A felicidade é a plenitude de bem-estar que sentimos dentro de nós, é a complacência com o que nos acontece ou do que temos, é o gozo de um bem que possuímos.

Ainda que se trate de uma realidade da qual todos falamos, é muito difícil ultrapassar definições tão vagas como as que acabamos de sugerir. Além disso, cada pessoa tem a sua própria versão do que é ser feliz.

Seja o que for, todos estamos de acordo que ela tem um efeito externo e visível, que é a alegria. Enquanto a felicidade se sente no profundo da alma, a alegria salta à vista.

Por que somos felizes e, portanto, estamos alegres? Porque temos o que desejamos. A alegria tem uma estreita relação com nossas ambições e nossos desejos.

Se pomos muitas condições para a felicidade, ou seja, se necessitamos muito para ser felizes, será mais difícil ficarmos alegres. Isso não significa que devemos renunciar às nossas metas e aos nossos desejos, mas sim que devemos adaptá-los e parcelá-las de tal modo que possamos usufruí-Ias pouco a pouco.

 

GOZAR DAS PEQUENAS COISAS

 

Ensinar nossos filhos a desfrutar das pequenas coisas oferecidas a cada dia será, possivelmente, a forma mais efetiva de educá-la no valor da alegria.

Ainda que nos importem muito os grandes ideais, os projetos a longo prazo, estes só nos causam alegria quando realizados, se o forem. Por isso, devemos parcelar os planos ambiciosos em degraus acessíveis tanto nas possibilidades como no tempo. Dessa maneira, a felicidade e a alegria estarão sempre presentes em nossas vidas.

Dizem os filósofos que "esperar uma felicidade demasiado grande é um obstáculo para a felicidade", e a sabedoria popular o expressa assim: "A avareza rompe o saco".

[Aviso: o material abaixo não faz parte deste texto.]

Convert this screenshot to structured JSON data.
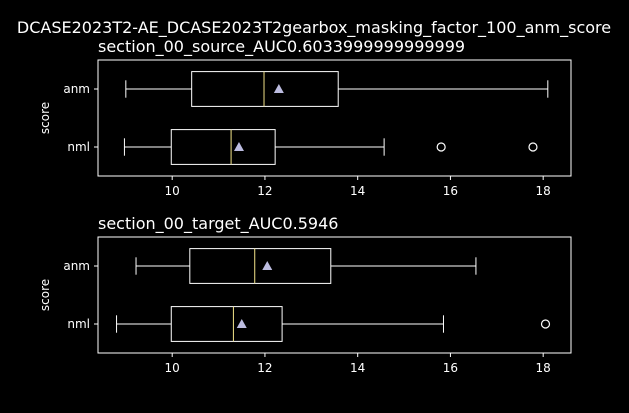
{
  "suptitle": "DCASE2023T2-AE_DCASE2023T2gearbox_masking_factor_100_anm_score",
  "colors": {
    "background": "#000000",
    "foreground": "#ffffff",
    "median": "#f5e58a",
    "mean_marker": "#bcbce0"
  },
  "chart_data": [
    {
      "type": "boxplot",
      "orientation": "horizontal",
      "title": "section_00_source_AUC0.6033999999999999",
      "ylabel": "score",
      "xlim": [
        8.4,
        18.6
      ],
      "xticks": [
        10,
        12,
        14,
        16,
        18
      ],
      "categories": [
        "anm",
        "nml"
      ],
      "boxes": [
        {
          "name": "anm",
          "whisker_low": 9.0,
          "q1": 10.42,
          "median": 11.98,
          "q3": 13.58,
          "whisker_high": 18.1,
          "mean": 12.3,
          "outliers": []
        },
        {
          "name": "nml",
          "whisker_low": 8.97,
          "q1": 9.98,
          "median": 11.27,
          "q3": 12.22,
          "whisker_high": 14.57,
          "mean": 11.44,
          "outliers": [
            15.8,
            17.78
          ]
        }
      ]
    },
    {
      "type": "boxplot",
      "orientation": "horizontal",
      "title": "section_00_target_AUC0.5946",
      "ylabel": "score",
      "xlim": [
        8.4,
        18.6
      ],
      "xticks": [
        10,
        12,
        14,
        16,
        18
      ],
      "categories": [
        "anm",
        "nml"
      ],
      "boxes": [
        {
          "name": "anm",
          "whisker_low": 9.22,
          "q1": 10.38,
          "median": 11.78,
          "q3": 13.42,
          "whisker_high": 16.55,
          "mean": 12.05,
          "outliers": []
        },
        {
          "name": "nml",
          "whisker_low": 8.8,
          "q1": 9.98,
          "median": 11.32,
          "q3": 12.37,
          "whisker_high": 15.85,
          "mean": 11.5,
          "outliers": [
            18.05
          ]
        }
      ]
    }
  ]
}
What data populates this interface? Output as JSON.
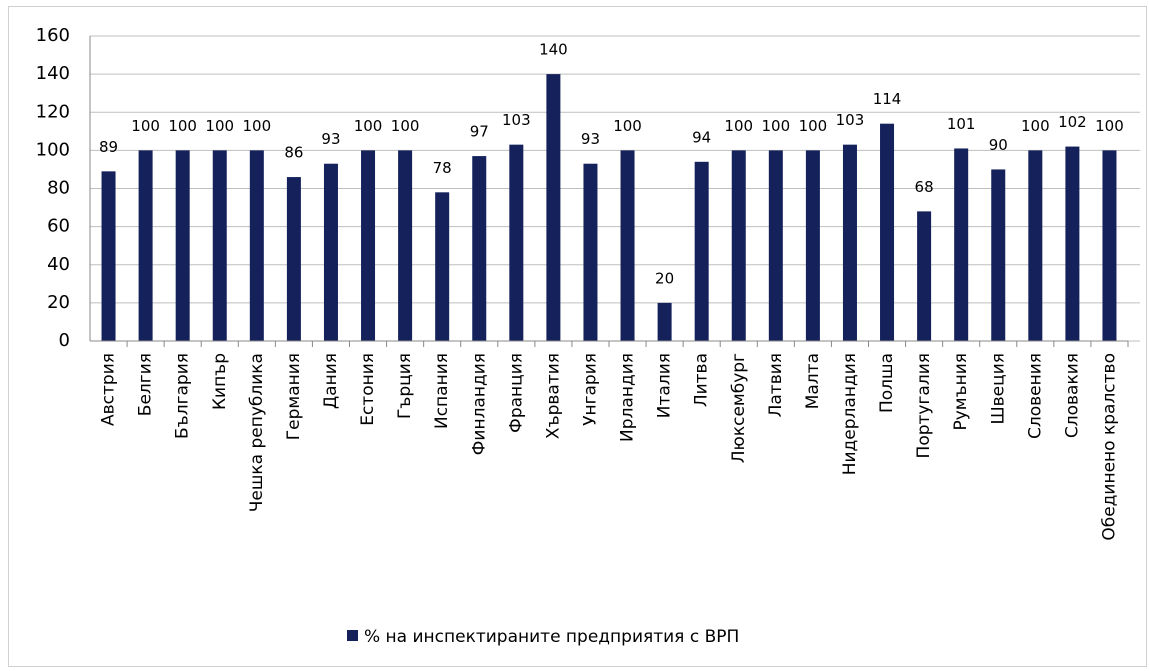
{
  "chart_data": {
    "type": "bar",
    "categories": [
      "Австрия",
      "Белгия",
      "България",
      "Кипър",
      "Чешка република",
      "Германия",
      "Дания",
      "Естония",
      "Гърция",
      "Испания",
      "Финландия",
      "Франция",
      "Хърватия",
      "Унгария",
      "Ирландия",
      "Италия",
      "Литва",
      "Люксембург",
      "Латвия",
      "Малта",
      "Нидерландия",
      "Полша",
      "Португалия",
      "Румъния",
      "Швеция",
      "Словения",
      "Словакия",
      "Обединено кралство"
    ],
    "series": [
      {
        "name": "% на инспектираните предприятия с ВРП",
        "color": "#14215b",
        "values": [
          89,
          100,
          100,
          100,
          100,
          86,
          93,
          100,
          100,
          78,
          97,
          103,
          140,
          93,
          100,
          20,
          94,
          100,
          100,
          100,
          103,
          114,
          68,
          101,
          90,
          100,
          102,
          100
        ]
      }
    ],
    "ylim": [
      0,
      160
    ],
    "yticks": [
      0,
      20,
      40,
      60,
      80,
      100,
      120,
      140,
      160
    ],
    "grid": true,
    "legend": "bottom"
  }
}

Se somos avarentos da felicidade, e a queremos toda e de uma vez, seguramente ficaremos sem nada.

 

Talvez do pessimismo se possa tirar algo positivo, mas do otimismo pode-se tirar muitíssimo

 

A LIÇÃO OTIMISTA DO VELHO PROFESSOR

 

Para ser feliz na vida devemos olhar a realidade com lentes cor-de-rosa, dizia o professor aos seus alunos para contagiar-lhes de otimismo.

Uma aluna pediu a palavra e, dirigindo-se ao professor, lhe disse: "Professor, não seria melhor recomendarmos que olhássemos o que há de rosa nas coisas?".

O professor ficou atônito. Que lição de verdadeiro otimismo acabava de dar aquela garota! Nunca mais repetiu aquilo das lentes cor-de-rosa.

O otimismo é uma atitude ante a vida, uma maneira de querer ver a vida.

Depois de uns anos, aquele professor dizia a seus alunos: "O otimismo e o pessimismo não são simétricos". As crianças, no princípio, não compreendiam o sentido profundo da frase e o professor sorria ante o gesto de perplexidade dos alunos. Então ele explicava: "Quero dizer que se o pessimismo está naquele extremo da classe, e o otimismo neste outro, nós não estamos situados exatamente no meio, à igual distância de ambos. Por isso digo que não são simétricos. Podemos estar mais perto do pessimismo, e devemos fazer força para nos aproximar do otimismo se queremos dar sentido à vida, se queremos ser felizes. Optei por estar perto do otimismo e creio que tem funcionado bastante bem; eu recomendo a todo mundo".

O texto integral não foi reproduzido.